Along with alcohol, cigarettes, convertibles, drugs and gambling, taxis have not been a big part of my lifestyle.

Whenever I needed a ride, taxis rarely met the need. Street cars, trolley buses and the subway were at my beck and call. At the end of a down-river run in a canoe, taxi service would have been further away than the length of Cornwall’s Pitt Street [almost nine km]!

However, I’ve occasionally had to resort to hailing a taxi. In June of 1967 I was at Montreal’s Expo 67, taking photographs until the wee small hours of the morning [200 am]. Bus services and the Metro were closed. But I had to get back to where my grade seven students and their chaperones were fast asleep. To hail a passing taxi, I extended my arm, my fingers splayed [my hitching thumb was also out, but not dominating]. Silently, I handed the driver a card with the destination address.

It soon became obvious that the francophone cabby was not pleased with the influx of penny-pinching Anglophone tourists. He was appalled at their lack proficiency in French. Thanks to an adequate comprehension gained through high school French courses, I understood every intolerance and rudeness he was spouting.
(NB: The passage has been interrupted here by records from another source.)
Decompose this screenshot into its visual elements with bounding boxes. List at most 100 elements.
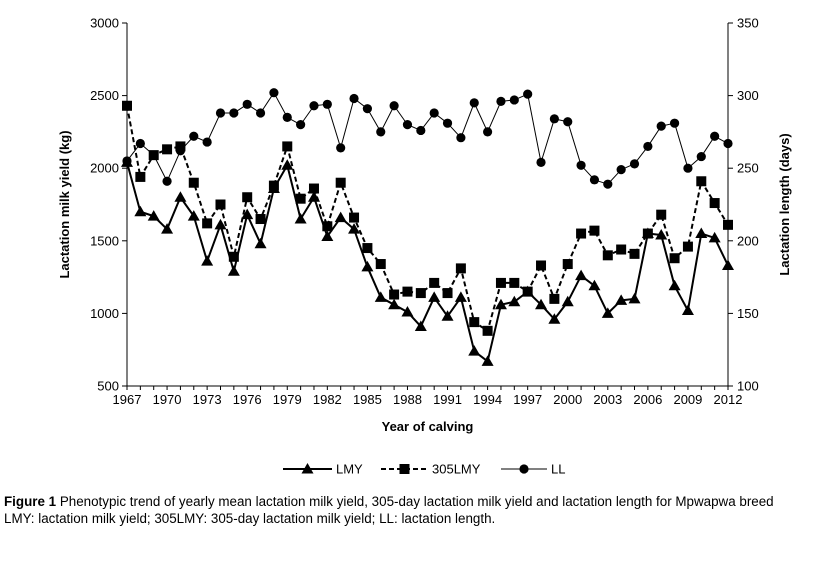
x-tick-label: 2006 <box>633 392 662 407</box>
data-point-lmy <box>655 228 668 240</box>
data-point-ll <box>549 114 559 124</box>
data-point-305lmy <box>495 277 506 288</box>
data-point-305lmy <box>308 183 319 194</box>
data-point-lmy <box>588 279 601 291</box>
data-point-lmy <box>428 291 441 302</box>
data-point-lmy <box>134 205 147 217</box>
data-point-305lmy <box>402 286 413 297</box>
x-tick-label: 1967 <box>113 392 142 407</box>
data-point-305lmy <box>442 288 453 299</box>
data-point-lmy <box>535 298 548 310</box>
data-point-ll <box>576 160 586 170</box>
data-point-305lmy <box>669 253 680 264</box>
line-chart: 500 1000 1500 2000 2500 3000 100 150 200 250 300 3… <box>57 16 792 477</box>
legend-item-lmy: LMY <box>283 462 363 477</box>
y-axis-label-left: Lactation milk yield (kg) <box>57 130 72 278</box>
data-point-ll <box>135 138 145 149</box>
data-point-lmy <box>294 213 307 224</box>
x-tick-label: 1991 <box>433 392 462 407</box>
data-point-305lmy <box>549 293 560 304</box>
data-point-305lmy <box>349 212 360 223</box>
x-tick-label: 1970 <box>153 392 182 407</box>
x-tick-label: 1982 <box>313 392 342 407</box>
data-point-305lmy <box>255 214 266 225</box>
series-layer <box>121 88 734 366</box>
y-tick-label-right: 250 <box>737 161 759 176</box>
data-point-305lmy <box>656 209 667 220</box>
data-point-305lmy <box>215 199 226 210</box>
data-point-lmy <box>628 292 641 304</box>
x-tick-label: 2012 <box>714 392 743 407</box>
data-point-ll <box>523 89 533 99</box>
data-point-lmy <box>201 255 214 266</box>
data-point-lmy <box>374 291 387 302</box>
data-point-lmy <box>561 295 574 307</box>
data-point-lmy <box>254 237 267 249</box>
data-point-ll <box>255 108 266 118</box>
data-point-lmy <box>414 320 427 331</box>
x-tick-label: 1988 <box>393 392 422 407</box>
data-point-305lmy <box>228 251 239 262</box>
data-point-305lmy <box>696 176 707 187</box>
legend-marker <box>399 464 410 474</box>
data-point-lmy <box>601 307 614 318</box>
x-tick-label: 2009 <box>673 392 702 407</box>
data-point-ll <box>656 121 666 131</box>
data-point-ll <box>456 133 466 143</box>
data-point-lmy <box>695 227 708 239</box>
legend-item-ll: LL <box>501 462 565 477</box>
data-point-305lmy <box>602 250 613 261</box>
data-point-lmy <box>481 355 494 366</box>
data-point-ll <box>683 163 693 173</box>
y-tick-label-right: 150 <box>737 306 759 321</box>
y-tick-label-left: 2500 <box>90 88 119 103</box>
x-axis-label: Year of calving <box>382 419 474 434</box>
legend-marker <box>301 463 314 474</box>
data-point-lmy <box>454 291 467 302</box>
data-point-lmy <box>174 191 187 202</box>
y-tick-label-right: 200 <box>737 233 759 248</box>
data-point-ll <box>536 157 546 167</box>
data-point-lmy <box>161 223 174 234</box>
data-point-305lmy <box>322 221 333 232</box>
x-tick-label: 1994 <box>473 392 502 407</box>
data-point-ll <box>589 175 600 185</box>
y-tick-label-right: 350 <box>737 16 759 31</box>
legend-label: LL <box>551 462 565 477</box>
data-point-lmy <box>548 313 561 324</box>
data-point-305lmy <box>576 228 587 239</box>
data-point-lmy <box>468 345 481 356</box>
data-point-lmy <box>508 295 521 307</box>
data-point-ll <box>215 108 226 118</box>
data-point-lmy <box>668 279 681 291</box>
y-tick-label-left: 500 <box>97 379 119 394</box>
data-point-ll <box>336 143 346 153</box>
data-point-305lmy <box>589 225 600 236</box>
data-point-305lmy <box>709 198 720 209</box>
right-y-axis-ticks: 100 150 200 250 300 350 <box>728 16 759 394</box>
legend-label: LMY <box>336 462 363 477</box>
data-point-ll <box>349 93 359 104</box>
data-point-lmy <box>681 304 694 315</box>
data-point-305lmy <box>295 193 306 204</box>
data-point-305lmy <box>335 177 346 188</box>
data-point-ll <box>629 159 640 169</box>
data-point-lmy <box>348 223 361 234</box>
x-axis-ticks: 1967 1970 1973 1976 1979 1982 1985 1988 1991 1994… <box>113 386 743 407</box>
data-point-lmy <box>307 191 320 202</box>
data-point-lmy <box>281 159 294 170</box>
data-point-305lmy <box>282 141 293 152</box>
data-point-305lmy <box>362 243 373 254</box>
data-point-305lmy <box>202 218 213 229</box>
data-point-305lmy <box>455 263 466 274</box>
data-point-lmy <box>361 260 374 272</box>
data-point-ll <box>483 127 493 137</box>
caption-label: Figure 1 <box>4 494 57 509</box>
data-point-ll <box>309 101 319 111</box>
data-point-305lmy <box>415 288 426 299</box>
data-point-ll <box>442 118 453 128</box>
y-tick-label-left: 3000 <box>90 16 119 31</box>
data-point-ll <box>563 117 573 127</box>
data-point-lmy <box>441 310 454 321</box>
data-point-lmy <box>401 305 414 317</box>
It was obvious he was mistakenly taking me for one of the fellow locals, I remained silent throughout our 30-minute ride.
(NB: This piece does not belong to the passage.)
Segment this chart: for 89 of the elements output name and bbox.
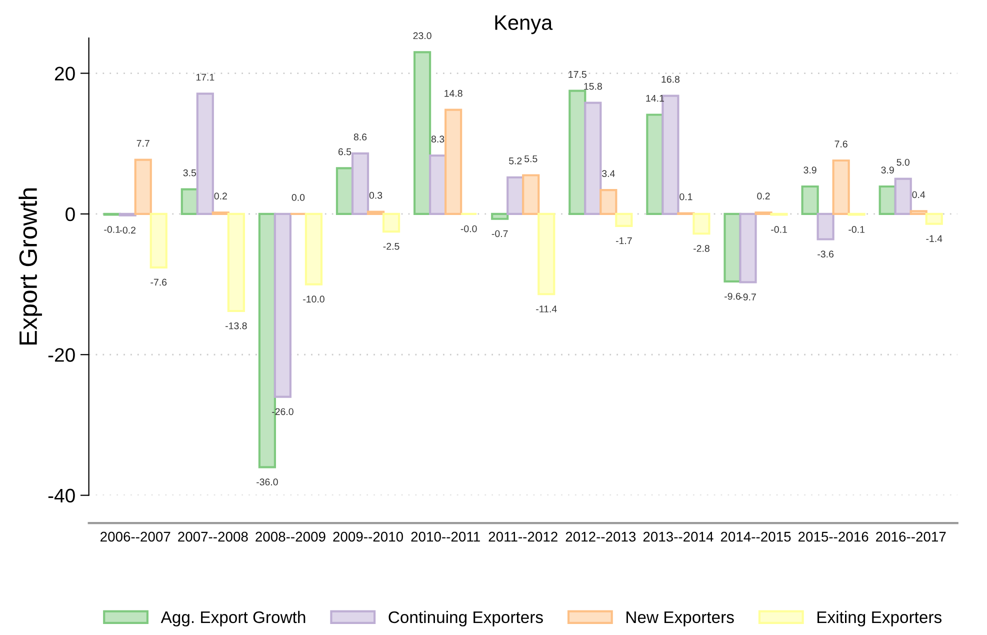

As I exited the taxi, I handed him my no-tip fare, saying, “If you ever come to visit Toronto, we’ll show you more respect than you have given me.”
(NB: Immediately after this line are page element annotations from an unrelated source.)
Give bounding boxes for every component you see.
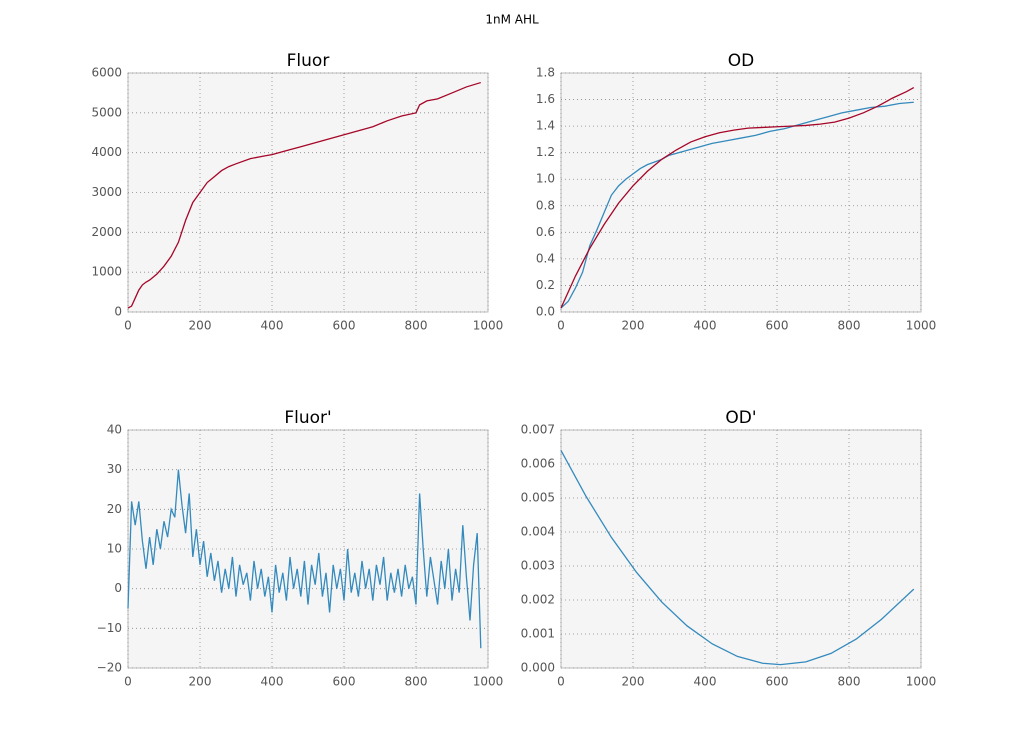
y-tick-label: 1.8 (536, 66, 555, 80)
y-tick-label: 0 (114, 305, 122, 319)
x-tick-label: 800 (838, 319, 861, 333)
y-tick-label: 0.002 (521, 593, 555, 607)
y-tick-label: 0.4 (536, 251, 555, 265)
y-tick-label: 0.001 (521, 627, 555, 641)
y-tick-label: 0.2 (536, 278, 555, 292)
y-tick-label: 1000 (91, 265, 122, 279)
data-line (560, 101, 914, 309)
x-tick-label: 800 (405, 319, 428, 333)
y-tick-label: 0.004 (521, 525, 555, 539)
x-tick-label: 200 (189, 319, 212, 333)
x-tick-label: 600 (333, 319, 356, 333)
y-tick-label: 5000 (91, 105, 122, 119)
subplot-title: OD (728, 51, 754, 71)
y-tick-label: 30 (107, 462, 122, 476)
subplot-title: Fluor' (284, 408, 331, 428)
x-tick-label: 200 (622, 319, 645, 333)
x-tick-label: 400 (261, 675, 284, 689)
x-tick-label: 0 (557, 319, 565, 333)
x-tick-label: 800 (838, 675, 861, 689)
subplot-title: OD' (725, 408, 756, 428)
y-tick-label: 0.006 (521, 457, 555, 471)
figure-title: 1nM AHL (485, 13, 539, 27)
x-tick-label: 800 (405, 675, 428, 689)
plot-area (560, 72, 922, 313)
y-tick-label: 0.000 (521, 661, 555, 675)
y-tick-label: 0.005 (521, 491, 555, 505)
data-line (127, 81, 481, 309)
x-tick-label: 600 (766, 319, 789, 333)
y-tick-label: −20 (97, 661, 122, 675)
y-tick-label: 1.6 (536, 92, 555, 106)
y-tick-label: 6000 (91, 66, 122, 80)
x-tick-label: 200 (189, 675, 212, 689)
y-tick-label: 1.0 (536, 172, 555, 186)
y-tick-label: 0.0 (536, 305, 555, 319)
y-tick-label: 0.6 (536, 225, 555, 239)
y-tick-label: 3000 (91, 185, 122, 199)
x-tick-label: 400 (261, 319, 284, 333)
y-tick-label: 2000 (91, 225, 122, 239)
y-tick-label: 4000 (91, 145, 122, 159)
x-tick-label: 0 (124, 675, 132, 689)
y-tick-label: 0.003 (521, 559, 555, 573)
y-tick-label: 0.007 (521, 423, 555, 437)
x-tick-label: 200 (622, 675, 645, 689)
x-tick-label: 1000 (906, 675, 937, 689)
x-tick-label: 1000 (473, 319, 504, 333)
subplot-title: Fluor (287, 51, 330, 71)
x-tick-label: 400 (694, 675, 717, 689)
x-tick-label: 0 (557, 675, 565, 689)
y-tick-label: 0 (114, 581, 122, 595)
y-tick-label: 20 (107, 502, 122, 516)
y-tick-label: −10 (97, 621, 122, 635)
x-tick-label: 600 (766, 675, 789, 689)
x-tick-label: 0 (124, 319, 132, 333)
data-line (560, 450, 915, 666)
data-line (127, 469, 482, 649)
y-tick-label: 40 (107, 423, 122, 437)
x-tick-label: 1000 (473, 675, 504, 689)
x-tick-label: 1000 (906, 319, 937, 333)
y-tick-label: 10 (107, 542, 122, 556)
y-tick-label: 0.8 (536, 198, 555, 212)
x-tick-label: 400 (694, 319, 717, 333)
data-line (560, 87, 915, 309)
plot-area (560, 429, 922, 669)
y-tick-label: 1.2 (536, 145, 555, 159)
x-tick-label: 600 (333, 675, 356, 689)
y-tick-label: 1.4 (536, 119, 555, 133)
I had another negative Quebec taxi experience. I had managed to thumb as far west of Montreal Island as suburban Pointe-Claire, but got stalled there. A passing taxi paused, saying, “No luck, eh! How far you going? I can take you.”



“No thanks” I replied. Fifteen minutes later, I was still thumbing, and he cruised by and solicited again. “Dorion, only ten dollars.” I took up his offer.

At Dorion, I heard his brakes squeal, and, “Vingt dollars, monsieur.” As I exited, I uttered, “You said TEN”, and handed him a ten. The air was blue with the ten-dollar bill he threw back at me – and his invective, which I shall sanitize by quoting him as having said, “You can keep your ! XX*&##!!”

I’ll finish on a positive note. I had just landed at YYT, St. John’s. Newfoundland (‘and Labrador’). It was raining, so I approached a taxi. “Downtown?”

Yes, me boy, but not straight-away. Before I gets all the way there I’m about to deliver these here six bundles of newspapers from away.”

“Fine with me.” En route I got a guided tour of points of interest, and at the end, a recommendation of just the kind of overnight accommodation I needed. As I began opening my wallet, he smiled, saying, “A big welcome to our St. John’s – no charge.”